Vienna used to be less multicultural then it is now, right?

‘Yes, the last 8 years Vienna has changed a bit, because we now have way more cultures here. There are a lot of people from Croatia, Serbia and Turkey. Because of that the lifestyle has changed a bit. It used to be quieter here and the restaurants were ‘normal’. The immigrants wanted to make it more like home, so they opened a lot of international restaurants and bars. I think it’s good. I like this multicultural vibe and I think it’s interesting to talk to people from different countries and different cultures.’

Did you vote for the European Union last May?

‘No. I actually don’t know why. Maybe it’s because I’m really pissed off about politics in Austria. They promise you something but there are a lot of lies. I think it’s the same in the European Union. Every day you read in the papers about who doesn’t get along with whom and other stories like that. It’s more about people than about ideas.’

 Does the EU play a part in your life in any way?

‘I don’t like the fact that the richer countries in the EU, including Austria, had to pay a lot of money to the southern countries like Greece and Spain, because they were having a financial crisis. I don’t want to judge them, but everybody knows about the work mentality of these countries. They don’t like to work very hard and they care more about their siestas. I think that’s a big part of their financial problems and I don’t like it that we had to pay to help them out. I get it, because we are part of the EU and we have to help each other, but I don’t like it. It’s not fair.’

Do you think we should cooperate more in the European Union?

‘No, I think it’s too hard. There are still too many differences, so I don’t think it will work.’

Why do you think Austria is so highly ranked?

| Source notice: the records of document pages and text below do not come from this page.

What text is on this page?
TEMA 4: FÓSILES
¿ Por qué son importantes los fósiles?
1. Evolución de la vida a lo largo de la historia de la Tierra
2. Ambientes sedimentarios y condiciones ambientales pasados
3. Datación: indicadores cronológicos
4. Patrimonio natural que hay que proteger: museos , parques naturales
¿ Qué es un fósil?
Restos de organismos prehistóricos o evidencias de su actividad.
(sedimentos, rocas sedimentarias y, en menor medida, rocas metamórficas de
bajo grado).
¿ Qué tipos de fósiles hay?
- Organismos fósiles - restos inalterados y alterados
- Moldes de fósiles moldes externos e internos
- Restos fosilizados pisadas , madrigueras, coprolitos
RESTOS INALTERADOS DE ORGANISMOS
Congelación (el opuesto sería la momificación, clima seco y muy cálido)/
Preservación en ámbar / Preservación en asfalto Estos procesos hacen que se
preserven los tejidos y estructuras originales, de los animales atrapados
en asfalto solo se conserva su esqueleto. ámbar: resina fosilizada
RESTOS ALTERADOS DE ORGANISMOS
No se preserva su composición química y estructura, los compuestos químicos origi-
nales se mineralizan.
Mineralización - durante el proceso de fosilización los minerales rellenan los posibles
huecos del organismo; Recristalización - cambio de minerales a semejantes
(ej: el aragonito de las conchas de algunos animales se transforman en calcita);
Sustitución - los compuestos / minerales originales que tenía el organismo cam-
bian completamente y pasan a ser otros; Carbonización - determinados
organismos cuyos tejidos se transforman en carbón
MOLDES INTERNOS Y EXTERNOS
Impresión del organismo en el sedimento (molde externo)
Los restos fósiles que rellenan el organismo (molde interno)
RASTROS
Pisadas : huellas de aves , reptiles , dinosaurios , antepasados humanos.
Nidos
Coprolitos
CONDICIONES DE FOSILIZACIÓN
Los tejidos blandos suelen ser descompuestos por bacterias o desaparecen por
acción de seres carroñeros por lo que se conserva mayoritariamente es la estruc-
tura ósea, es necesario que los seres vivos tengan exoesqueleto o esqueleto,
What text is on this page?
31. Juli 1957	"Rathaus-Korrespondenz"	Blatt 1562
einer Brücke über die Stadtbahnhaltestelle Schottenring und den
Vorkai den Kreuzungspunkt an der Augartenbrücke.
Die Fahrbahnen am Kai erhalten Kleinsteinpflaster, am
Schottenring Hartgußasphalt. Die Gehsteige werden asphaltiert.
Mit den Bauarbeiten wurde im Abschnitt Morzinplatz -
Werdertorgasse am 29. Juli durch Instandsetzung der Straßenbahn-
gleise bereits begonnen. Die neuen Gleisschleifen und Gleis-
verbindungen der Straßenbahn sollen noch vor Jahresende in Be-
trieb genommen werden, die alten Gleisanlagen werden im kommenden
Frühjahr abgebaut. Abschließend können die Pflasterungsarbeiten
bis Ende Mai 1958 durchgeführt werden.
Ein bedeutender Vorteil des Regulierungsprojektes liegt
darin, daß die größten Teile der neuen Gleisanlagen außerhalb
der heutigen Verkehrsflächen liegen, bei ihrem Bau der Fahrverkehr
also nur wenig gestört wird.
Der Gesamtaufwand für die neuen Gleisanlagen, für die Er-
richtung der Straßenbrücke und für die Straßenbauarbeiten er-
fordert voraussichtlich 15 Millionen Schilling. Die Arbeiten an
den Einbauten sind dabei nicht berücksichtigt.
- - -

‘It’s visible in Vienna. There are 1.7 million citizens, and everybody has opportunities. It’s not too crowded and there are a lot of free spaces and parks. You can have a good time; the public transport is really good, and health care as well. And it’s not too expensive.’ I remind him about the shortage of doctors. ‘Haha, yes, but that might be the only bad thing. That’s why it’s better for me to stay here in Vienna, because I like it so much. Right now it’s the best place to live for me, but maybe that will change in the future.’